Tenascin-C Expression in Equine Tendon-derived Cells During Proliferation and Migration

Abstract

In vitro cell studies might be a useful tool for studying tendon pathology, but no suitable in vitro models exist for tendon disorders. The purpose of this study was to confirm whether cell scratch culture using tendon-derived fibroblasts can provide a suitable in vitro tendon disorder model. Extracellular matrix components were examined immunohistochemically in tendon tissue, and then their related gene expression levels were analyzed by conventional reverse transcription polymerase chain reaction (RT-PCR) and/or quantitative real-time RT-PCR in tissues and cells. Collagen type I (Col I), collagen type III (Col III), tenascin-C (TN-C) and cartilage oligomeric matrix protein (COMP) were detected in tendon tissue sections, and RT-PCR confirmed their expression in tendon tissue and cells. Cells that had been cultured from explanted tendon tissue maintained the characteristics of in vivo tendon cells. The combination of TN-C and COMP might be a useful marker of tendon cells because they display more tendon-specific expression than Col I and III. In particular, the significant increase of TN-C mRNA expression in the scratch wound assay, at 12 hr after scratching, concomitant with the regeneration of the cell sheet, indicates its crucial role in tendon cell proliferation and migration. Thus, TN-C appears to be a key factor in tendon wound healing. In vitro cell scratch assays using tendon cells appear to mimic the repair of tendon tissue after injury.

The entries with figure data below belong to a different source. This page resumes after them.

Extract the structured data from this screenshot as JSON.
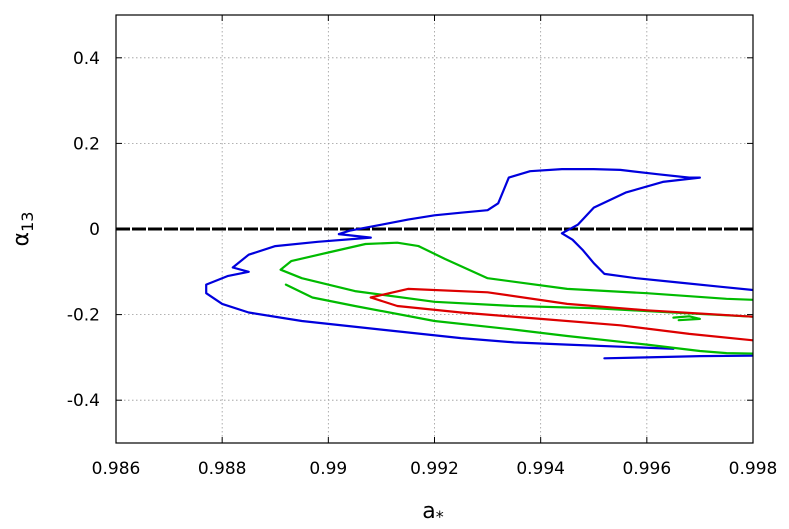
{
  "chart_data": {
    "type": "line",
    "title": "",
    "xlabel": "a",
    "xlabel_subscript": "*",
    "ylabel": "α",
    "ylabel_subscript": "13",
    "xlim": [
      0.986,
      0.998
    ],
    "ylim": [
      -0.5,
      0.5
    ],
    "xticks": [
      0.986,
      0.988,
      0.99,
      0.992,
      0.994,
      0.996,
      0.998
    ],
    "xtick_labels": [
      "0.986",
      "0.988",
      "0.99",
      "0.992",
      "0.994",
      "0.996",
      "0.998"
    ],
    "yticks": [
      0.4,
      0.2,
      0,
      -0.2,
      -0.4
    ],
    "ytick_labels": [
      "0.4",
      "0.2",
      "0",
      "-0.2",
      "-0.4"
    ],
    "grid": true,
    "legend": "none",
    "reference_line": {
      "y": 0,
      "color": "#000000",
      "style": "dashed"
    },
    "series": [
      {
        "color": "#0000dd",
        "segments": [
          [
            [
              0.9902,
              -0.012
            ],
            [
              0.9904,
              -0.004
            ],
            [
              0.991,
              0.01
            ],
            [
              0.9915,
              0.022
            ],
            [
              0.992,
              0.032
            ],
            [
              0.9925,
              0.038
            ],
            [
              0.993,
              0.044
            ],
            [
              0.9932,
              0.06
            ],
            [
              0.9933,
              0.09
            ],
            [
              0.9934,
              0.12
            ],
            [
              0.9938,
              0.135
            ],
            [
              0.9944,
              0.14
            ],
            [
              0.995,
              0.14
            ],
            [
              0.9955,
              0.138
            ],
            [
              0.9962,
              0.128
            ],
            [
              0.9968,
              0.12
            ],
            [
              0.997,
              0.12
            ],
            [
              0.9963,
              0.11
            ],
            [
              0.9956,
              0.085
            ],
            [
              0.995,
              0.05
            ],
            [
              0.9947,
              0.01
            ],
            [
              0.9944,
              -0.01
            ],
            [
              0.9946,
              -0.025
            ],
            [
              0.9948,
              -0.05
            ],
            [
              0.995,
              -0.08
            ],
            [
              0.9952,
              -0.105
            ],
            [
              0.9958,
              -0.115
            ],
            [
              0.9966,
              -0.125
            ],
            [
              0.9974,
              -0.135
            ],
            [
              0.9982,
              -0.145
            ],
            [
              0.999,
              -0.155
            ]
          ],
          [
            [
              0.9902,
              -0.012
            ],
            [
              0.9908,
              -0.02
            ],
            [
              0.9898,
              -0.03
            ],
            [
              0.989,
              -0.04
            ],
            [
              0.9885,
              -0.06
            ],
            [
              0.9882,
              -0.09
            ],
            [
              0.9885,
              -0.1
            ],
            [
              0.9881,
              -0.11
            ],
            [
              0.9877,
              -0.13
            ],
            [
              0.9877,
              -0.15
            ],
            [
              0.988,
              -0.175
            ],
            [
              0.9885,
              -0.195
            ],
            [
              0.9895,
              -0.215
            ],
            [
              0.991,
              -0.235
            ],
            [
              0.9925,
              -0.255
            ],
            [
              0.9935,
              -0.265
            ],
            [
              0.9945,
              -0.27
            ],
            [
              0.9955,
              -0.275
            ],
            [
              0.9965,
              -0.28
            ]
          ],
          [
            [
              0.9952,
              -0.302
            ],
            [
              0.996,
              -0.3
            ],
            [
              0.997,
              -0.297
            ],
            [
              0.998,
              -0.296
            ],
            [
              0.999,
              -0.297
            ]
          ]
        ]
      },
      {
        "color": "#00bb00",
        "segments": [
          [
            [
              0.9917,
              -0.04
            ],
            [
              0.9913,
              -0.032
            ],
            [
              0.9907,
              -0.035
            ],
            [
              0.99,
              -0.055
            ],
            [
              0.9893,
              -0.075
            ],
            [
              0.9891,
              -0.095
            ],
            [
              0.9895,
              -0.115
            ],
            [
              0.9905,
              -0.145
            ],
            [
              0.992,
              -0.17
            ],
            [
              0.9935,
              -0.18
            ],
            [
              0.995,
              -0.185
            ],
            [
              0.9965,
              -0.195
            ],
            [
              0.998,
              -0.205
            ],
            [
              0.999,
              -0.21
            ]
          ],
          [
            [
              0.9917,
              -0.04
            ],
            [
              0.9922,
              -0.07
            ],
            [
              0.993,
              -0.115
            ],
            [
              0.9945,
              -0.14
            ],
            [
              0.996,
              -0.15
            ],
            [
              0.9975,
              -0.163
            ],
            [
              0.999,
              -0.17
            ]
          ],
          [
            [
              0.9892,
              -0.13
            ],
            [
              0.9897,
              -0.16
            ],
            [
              0.9905,
              -0.18
            ],
            [
              0.992,
              -0.215
            ],
            [
              0.9935,
              -0.235
            ],
            [
              0.9945,
              -0.25
            ],
            [
              0.996,
              -0.27
            ],
            [
              0.997,
              -0.285
            ],
            [
              0.9975,
              -0.29
            ],
            [
              0.9985,
              -0.292
            ]
          ],
          [
            [
              0.9965,
              -0.207
            ],
            [
              0.9968,
              -0.204
            ],
            [
              0.997,
              -0.21
            ],
            [
              0.9966,
              -0.213
            ]
          ]
        ]
      },
      {
        "color": "#dd0000",
        "segments": [
          [
            [
              0.9908,
              -0.16
            ],
            [
              0.9915,
              -0.14
            ],
            [
              0.993,
              -0.148
            ],
            [
              0.9945,
              -0.175
            ],
            [
              0.996,
              -0.19
            ],
            [
              0.998,
              -0.205
            ],
            [
              0.999,
              -0.21
            ]
          ],
          [
            [
              0.9908,
              -0.16
            ],
            [
              0.9913,
              -0.18
            ],
            [
              0.9925,
              -0.195
            ],
            [
              0.994,
              -0.21
            ],
            [
              0.9955,
              -0.225
            ],
            [
              0.9968,
              -0.245
            ],
            [
              0.998,
              -0.26
            ],
            [
              0.999,
              -0.265
            ]
          ]
        ]
      }
    ]
  }
}
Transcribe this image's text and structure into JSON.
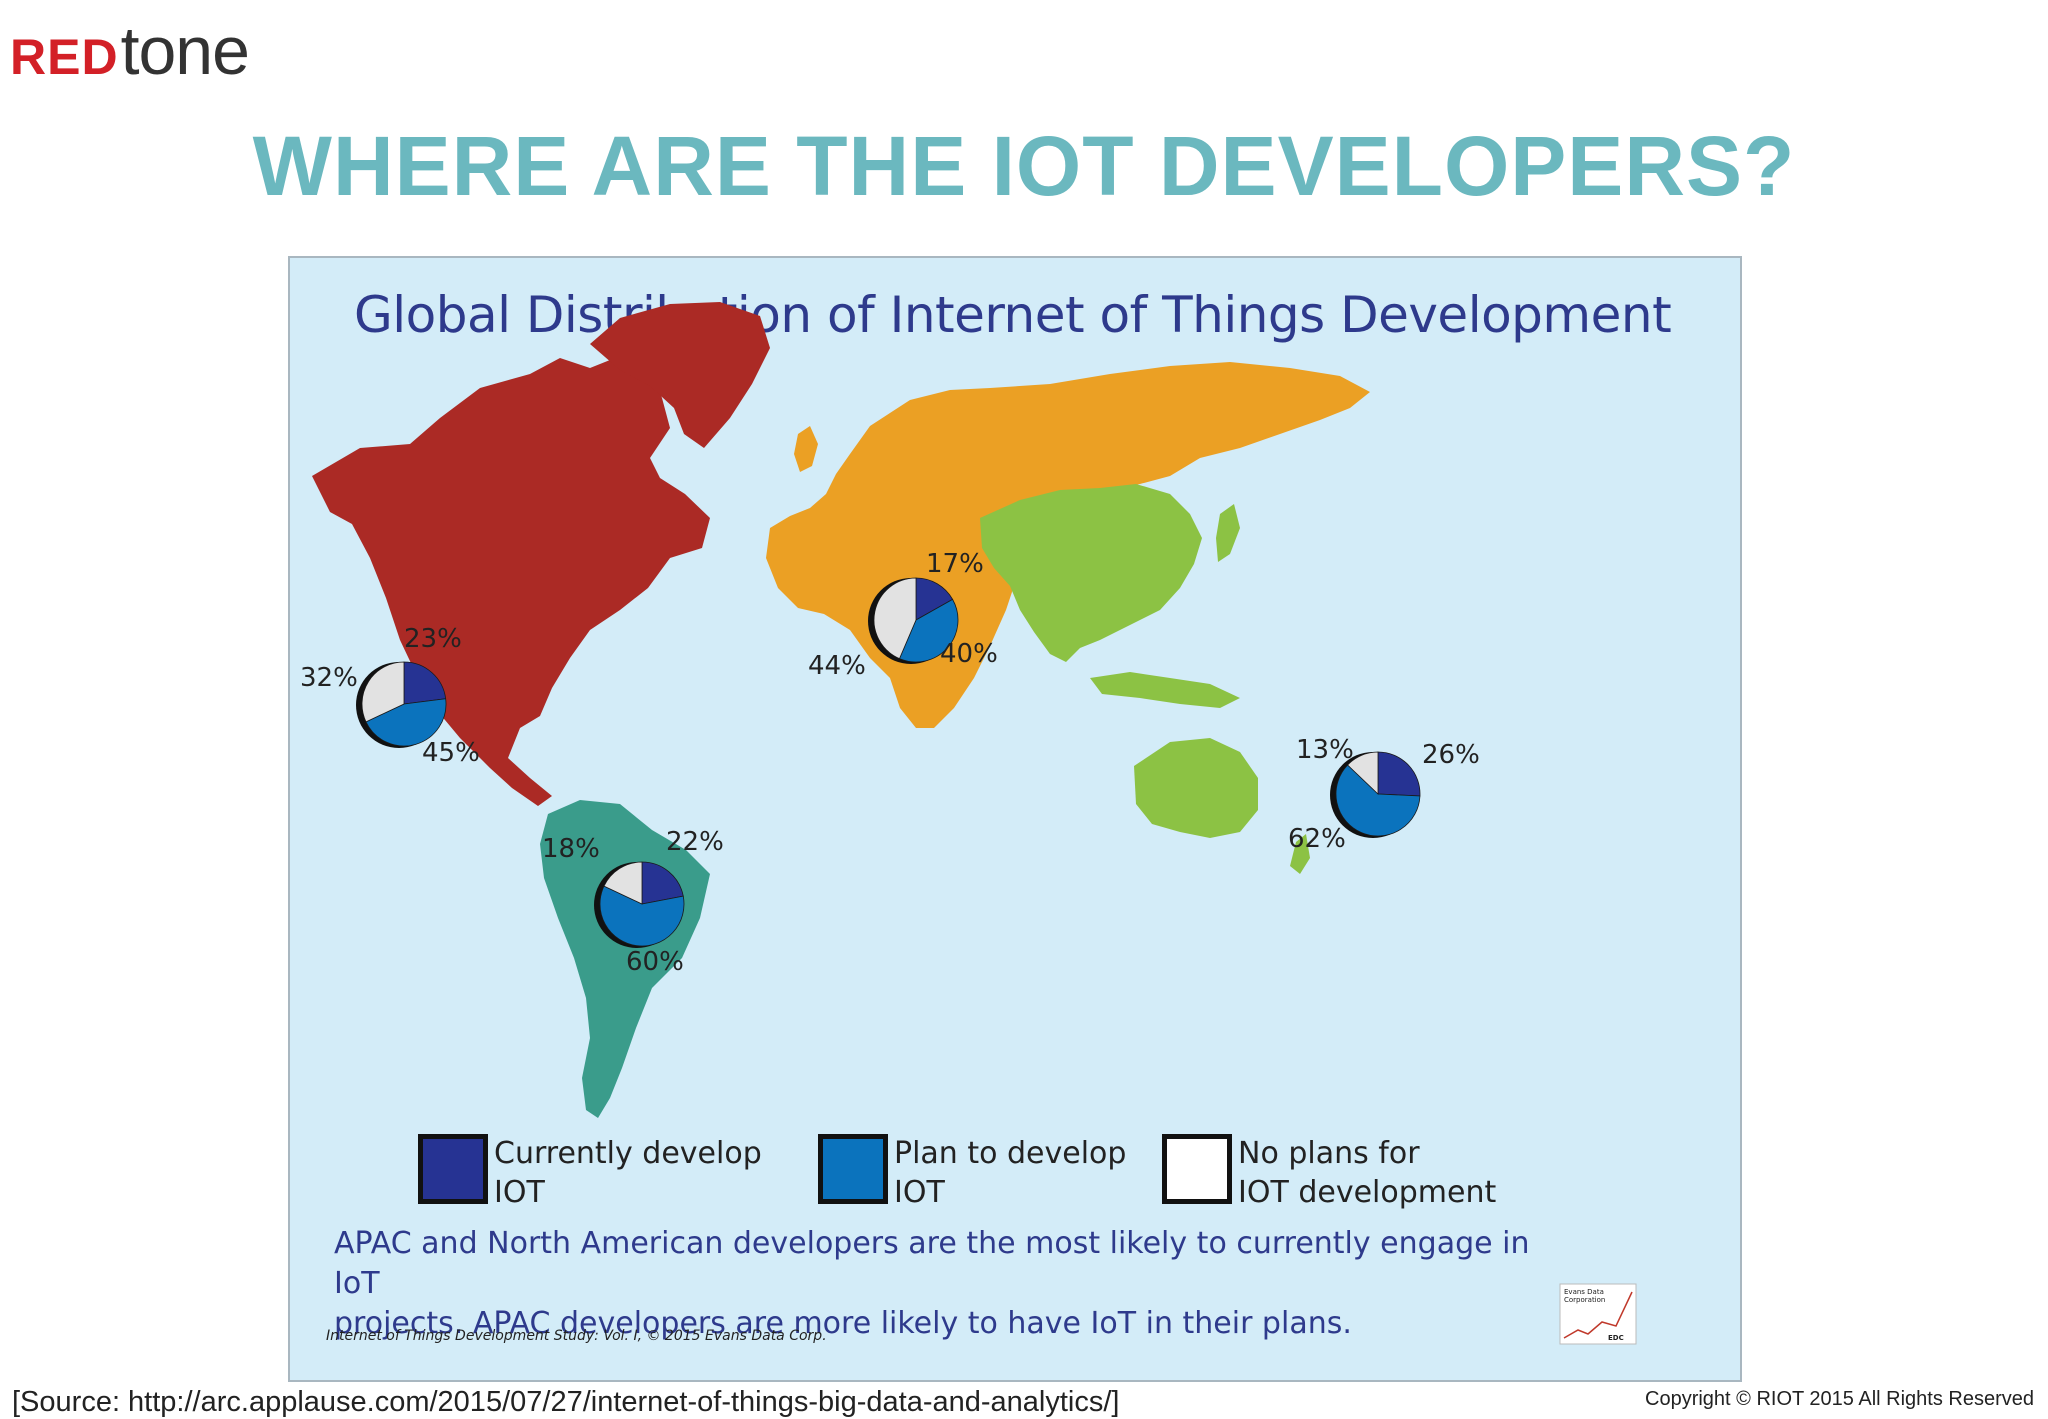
{
  "logo": {
    "red_part": "RED",
    "rest_part": "tone"
  },
  "headline": "WHERE ARE THE IOT DEVELOPERS?",
  "map": {
    "title": "Global Distribution of Internet of Things Development",
    "region_colors": {
      "north_america": "#ab2a25",
      "south_america": "#3a9c8b",
      "emea": "#eba024",
      "apac": "#8cc244",
      "ocean": "#d3ecf8"
    },
    "legend": [
      {
        "line1": "Currently develop",
        "line2": "IOT",
        "color": "#263393"
      },
      {
        "line1": "Plan to develop",
        "line2": "IOT",
        "color": "#0b73bd"
      },
      {
        "line1": "No plans for",
        "line2": "IOT development",
        "color": "#ffffff"
      }
    ],
    "caption_line1": "APAC and North American developers are the most likely to currently engage in IoT",
    "caption_line2": "projects.  APAC developers are more likely to have IoT in their plans.",
    "study_note": "Internet of Things Development Study: Vol. I, © 2015 Evans Data Corp.",
    "publisher_logo": {
      "line1": "Evans Data",
      "line2": "Corporation",
      "mark": "EDC"
    }
  },
  "chart_data": {
    "type": "pie",
    "categories": [
      "Currently develop IOT",
      "Plan to develop IOT",
      "No plans for IOT development"
    ],
    "series": [
      {
        "name": "North America",
        "values": [
          23,
          45,
          32
        ],
        "labels": [
          "23%",
          "45%",
          "32%"
        ]
      },
      {
        "name": "South America",
        "values": [
          22,
          60,
          18
        ],
        "labels": [
          "22%",
          "60%",
          "18%"
        ]
      },
      {
        "name": "EMEA",
        "values": [
          17,
          40,
          44
        ],
        "labels": [
          "17%",
          "40%",
          "44%"
        ]
      },
      {
        "name": "APAC",
        "values": [
          26,
          62,
          13
        ],
        "labels": [
          "26%",
          "62%",
          "13%"
        ]
      }
    ],
    "colors": [
      "#263393",
      "#0b73bd",
      "#e2e2e2"
    ]
  },
  "footer": {
    "source": "[Source: http://arc.applause.com/2015/07/27/internet-of-things-big-data-and-analytics/]",
    "copyright": "Copyright © RIOT 2015 All Rights Reserved"
  }
}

Keywords: cartilage oligomeric matrix protein; collagen; equine tendon; scratch wound assay; tenascin-C.

Fig. 1.

Immunohistochemical detection of matrix proteins. Immunoreactivity of Col I (A), Col III (B), TN-C (C) and COMP (D) in longitudinal sections of the equine tendon.

Fig. 2.

Vimentin and TN-C immunoreactivity in cultured equine tendon cells. A: Vimentin staining, B: TN-C staining. Different specimens were used independently for each staining method; the same magnification was used in all cases.

Fig. 3.

Analysis of TN-C expression in various tissues. RNA was extracted from the tendon, connective tissue, skeletal muscle, patella, ventricular myocardium, atrioventricular valve, and liver. The primer sets used for the RT-PCR are described in Table 2.

Fig. 4.

Quantitative expression of Col I, Col III, TN-C, and COMP mRNA in scratch wound healing assay. Col I, Col III and COMP did not display significant increases in their expression at any time point, but TN-C expression was significantly increased at 12 hr compared with that observed at 0 hr (control). The data are the averages of triplicate experiments. ** P<0.01, n=3, mean ± SD.